By Ben Goddard - 07/15/09 05:56 PM EDT
Then the climate bill came and went in a blinding flash. In meetings over the past month, more and more legislative strategists have been pulling back on their skepticism about fast action on healthcare reform, next up on the president’s domestic agenda.
The hearings on Judge Sonia Sotomayor’s nomination to the Supreme Court have been sucking a lot of the airtime out of broadcast news schedules, but behind-the-scenes work on a healthcare plan has been frenetic. As recently as a week ago it seemed impossible that there would be anything even slightly resembling a plan on which to base actual legislation. This week, House Democrats rolled out a plan with a lot of details and ambitious goals. On Wednesday, the Senate Health, Education, Labor and Pensions (HELP) Committee actually reported out a bill — a feat that, going into the weekend, a dozen different lobbyists told me was impossible. Sen. Chris Dodd (D-Conn.) and few key committee members may be holding an event Thursday to describe what is in their proposal and why it is what America needs.

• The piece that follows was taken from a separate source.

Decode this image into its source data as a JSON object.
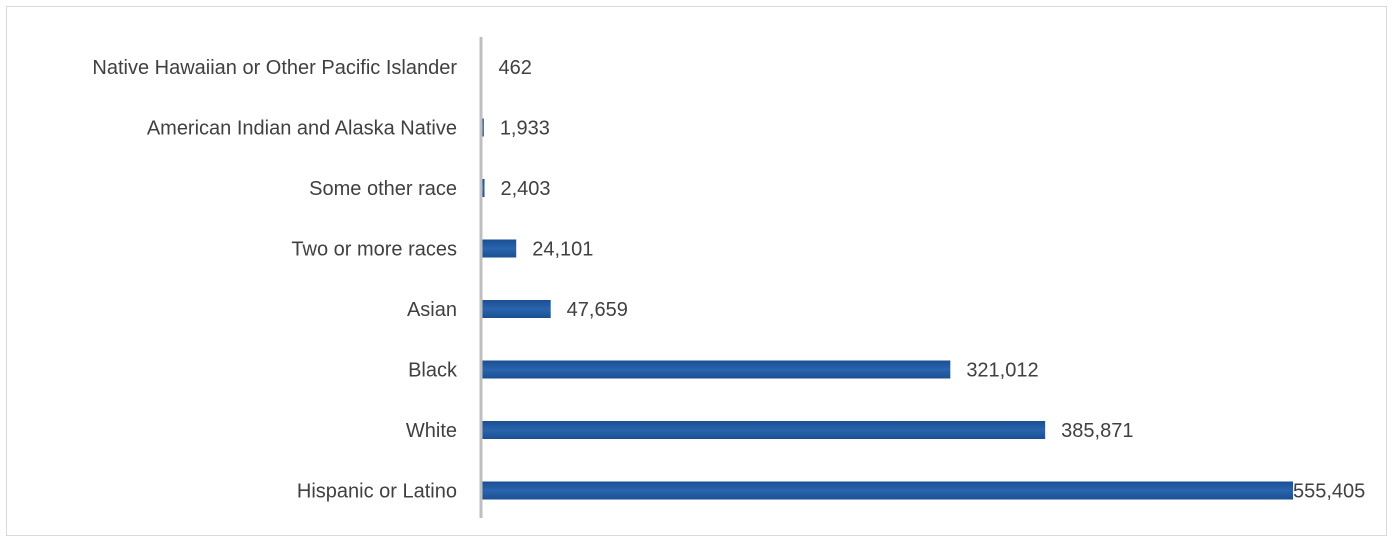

Rumor is, there may be a couple of surprise guests at that event, which should increase the buzz factor around the accomplishment considerably.
An even more important reason for what Dodd is calling a historic accomplishment is simply that this White House and this Congress are willing to change the Washington establishment rules. The administration, and some powerful interest groups, decided they didn’t want a major war over healthcare reform this year. In fact, they haven’t even been looking for a real skirmish. Representatives from healthcare businesses ranging from insurers to hospitals to pharmaceuticals have chosen to sit down and try to reason together in quiet meeting rooms rather than launch highly visible and noisy battles.
The White House and PhRMA were two of the first to find common ground on the broad outlines of reform while reserving the right to disagree over some of the details. Various trade groups representing the hospital industry announced a “surprise” agreement a few weeks ago that not only helped toward the goal of universal coverage but also made some deep cuts in the costs that are the biggest single driving force for healthcare reform. Insurers worked closely with the Senate HELP committee, first with Sen. Edward Kennedy (D-Mass.) and then with Dodd in Kennedy’s absence, and continue to search for common ground with the White House and other congressional leaders.
Yes, all these negotiations have left blurred lines and any number of issues where the details could trip up the process of getting to reform. How to pay for a plan the president wants and what role the public and the private sector will play in healthcare delivery are just two big issues — each of which has a whole set of knotty problems to be untangled before a bill will be ready for the president’s desk. But the environment is one of cooperation, not confrontation, this year, and that alone is a big step forward.